Répétition - trace de réflexion

Seonhak GANG(critique d'art)

Ce qui apparaît à la première vue dans les œuvres de Ju Hee YOO est qu'il n'y a aucun poids de représentation. Autrement dit, il n'y a pas d'expression qui remplace quelque chose dans le monde, pas de forme qui offre la clef de compréhension à travers l'association des connaissances. C'est la rencontre de l'image comme l'objet indépendant qui est indépendant et auto-satisfait. "L'événement qui a lieu dans l'expérience de l'art n'est rien que l'existence et la perception de l'existence qui n'existe pas ... Les choses comme objet de perception s'identifie la connaissance à travers l'acte de la connaissance. (Pyeongjong PARK, l'esthétique de la trace)"

La trace de la raclette sur le fond crée le mouvement, la direction, la différence des couleurs, l'épaisseur et la matière. La trace de la raclette devient la couleur et la matière, crée la direction du tableau et l'image principale. La trace pour Ju Hee YOO est le courant, le mouvement, la bulle, l'épaisseur, et toute image visuelle qu'elle souhaite montrer. La trace est visualisée par le mouvement répétitif. La trace, la différence des épaisseurs de la couche de peinture qui résulte de la force de pousser, le courant vertical qui apparaî̂t partiellement, la bulle, la diffusion, et la ligne brisé permettent d'éviter la monotonie dans la monotonie.
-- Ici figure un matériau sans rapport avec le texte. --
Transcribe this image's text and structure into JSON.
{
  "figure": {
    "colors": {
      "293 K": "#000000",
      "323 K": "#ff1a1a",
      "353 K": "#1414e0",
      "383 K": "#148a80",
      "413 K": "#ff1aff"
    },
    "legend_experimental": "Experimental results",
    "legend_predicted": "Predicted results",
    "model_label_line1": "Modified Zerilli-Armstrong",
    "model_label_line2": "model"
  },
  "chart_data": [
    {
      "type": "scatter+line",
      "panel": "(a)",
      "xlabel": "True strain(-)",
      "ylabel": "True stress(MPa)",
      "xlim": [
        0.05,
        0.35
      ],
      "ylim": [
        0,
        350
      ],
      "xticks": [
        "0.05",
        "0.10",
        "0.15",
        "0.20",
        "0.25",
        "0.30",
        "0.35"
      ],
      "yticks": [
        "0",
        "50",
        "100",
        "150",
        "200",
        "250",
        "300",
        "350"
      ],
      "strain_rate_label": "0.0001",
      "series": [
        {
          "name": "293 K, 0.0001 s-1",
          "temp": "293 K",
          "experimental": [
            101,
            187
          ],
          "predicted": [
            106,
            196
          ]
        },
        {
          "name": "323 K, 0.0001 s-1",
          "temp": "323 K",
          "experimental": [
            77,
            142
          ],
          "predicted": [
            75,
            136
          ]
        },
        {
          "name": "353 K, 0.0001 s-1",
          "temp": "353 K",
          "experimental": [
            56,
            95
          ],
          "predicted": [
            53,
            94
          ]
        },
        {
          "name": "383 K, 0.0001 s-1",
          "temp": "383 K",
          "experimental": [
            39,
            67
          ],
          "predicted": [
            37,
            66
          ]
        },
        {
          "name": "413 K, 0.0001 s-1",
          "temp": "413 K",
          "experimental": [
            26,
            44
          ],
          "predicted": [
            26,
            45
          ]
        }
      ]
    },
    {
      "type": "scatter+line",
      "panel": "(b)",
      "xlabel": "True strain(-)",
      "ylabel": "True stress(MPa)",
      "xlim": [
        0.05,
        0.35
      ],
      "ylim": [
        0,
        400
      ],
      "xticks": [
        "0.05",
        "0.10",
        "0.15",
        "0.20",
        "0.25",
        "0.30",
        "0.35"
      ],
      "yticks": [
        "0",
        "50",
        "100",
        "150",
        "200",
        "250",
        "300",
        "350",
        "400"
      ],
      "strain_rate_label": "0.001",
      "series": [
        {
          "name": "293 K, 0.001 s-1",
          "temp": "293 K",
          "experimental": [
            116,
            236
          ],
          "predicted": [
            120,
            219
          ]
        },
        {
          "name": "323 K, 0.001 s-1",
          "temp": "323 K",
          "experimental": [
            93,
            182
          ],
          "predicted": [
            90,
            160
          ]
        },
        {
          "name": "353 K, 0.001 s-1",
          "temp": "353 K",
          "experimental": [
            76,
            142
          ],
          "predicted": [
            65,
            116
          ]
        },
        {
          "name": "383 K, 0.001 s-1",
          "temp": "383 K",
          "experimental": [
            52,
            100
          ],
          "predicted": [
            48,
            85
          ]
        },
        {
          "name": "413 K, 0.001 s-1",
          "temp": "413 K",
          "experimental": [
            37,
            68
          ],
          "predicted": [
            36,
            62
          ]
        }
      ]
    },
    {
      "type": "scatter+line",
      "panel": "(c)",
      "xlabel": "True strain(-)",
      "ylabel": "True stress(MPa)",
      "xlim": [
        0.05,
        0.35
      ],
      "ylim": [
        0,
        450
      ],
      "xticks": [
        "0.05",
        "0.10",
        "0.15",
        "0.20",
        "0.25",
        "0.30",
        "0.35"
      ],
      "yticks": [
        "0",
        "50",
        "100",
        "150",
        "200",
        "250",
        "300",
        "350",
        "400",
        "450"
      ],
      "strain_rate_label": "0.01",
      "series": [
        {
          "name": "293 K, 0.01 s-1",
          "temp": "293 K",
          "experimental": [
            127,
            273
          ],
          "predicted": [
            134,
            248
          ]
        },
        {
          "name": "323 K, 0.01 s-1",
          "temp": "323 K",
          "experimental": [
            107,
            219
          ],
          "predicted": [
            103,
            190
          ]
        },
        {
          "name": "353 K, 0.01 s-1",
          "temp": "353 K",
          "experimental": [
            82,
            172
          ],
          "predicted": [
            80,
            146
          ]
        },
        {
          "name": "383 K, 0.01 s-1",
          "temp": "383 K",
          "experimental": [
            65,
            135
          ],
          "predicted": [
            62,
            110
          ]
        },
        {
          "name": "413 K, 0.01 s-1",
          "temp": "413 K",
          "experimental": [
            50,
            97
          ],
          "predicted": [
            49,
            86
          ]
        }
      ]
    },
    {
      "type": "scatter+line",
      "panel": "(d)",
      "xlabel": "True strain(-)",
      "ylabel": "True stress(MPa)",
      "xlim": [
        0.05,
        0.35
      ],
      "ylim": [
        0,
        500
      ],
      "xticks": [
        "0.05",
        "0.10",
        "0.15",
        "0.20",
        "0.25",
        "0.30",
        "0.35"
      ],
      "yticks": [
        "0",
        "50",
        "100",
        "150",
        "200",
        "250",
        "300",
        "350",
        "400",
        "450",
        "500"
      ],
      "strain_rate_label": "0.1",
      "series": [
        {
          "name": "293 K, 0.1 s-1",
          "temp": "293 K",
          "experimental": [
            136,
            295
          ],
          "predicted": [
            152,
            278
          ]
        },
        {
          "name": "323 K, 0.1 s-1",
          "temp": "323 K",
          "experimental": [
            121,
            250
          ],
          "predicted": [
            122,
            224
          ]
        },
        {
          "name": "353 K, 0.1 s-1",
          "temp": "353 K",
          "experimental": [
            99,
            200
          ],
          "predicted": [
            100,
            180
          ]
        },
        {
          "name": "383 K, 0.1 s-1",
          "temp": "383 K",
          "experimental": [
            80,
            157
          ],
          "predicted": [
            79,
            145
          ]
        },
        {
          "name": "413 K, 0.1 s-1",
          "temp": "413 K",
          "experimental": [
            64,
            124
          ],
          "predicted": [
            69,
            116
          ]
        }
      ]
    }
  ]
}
La trace de la raclette illustre le mélange des couleurs donné par la trace de l'acte, la direction de la force. Elle n'est pas dessinée ou colorée mais apparaî̂t comme le mélange des couleurs qui résulte l'intensité de la force et l'épaisseur de la couche de peinture.

Le mouvement devient autonome, quelque chose qui n'est pas voulue, l'objet indépendant de la volonté de l'artiste. Il n'est pas là pour se réfère à quelque chose, mais existe en tant que tel. Il se focalise sur le mouvement de la surface.

Dans ses œuvres, il n'y a que la présence mais pas de derrière. Il n'y a que la trace qui est son acte, mais pas de tentation de la profondeur qui domine la surface. Sa surface crée le mouvement en glissant, effleurant et arrê̂tant, ce mouvement va quelque part au-delà du tableau.

La trace de la raclette qui réflete la surface est son regard et sa réflexion.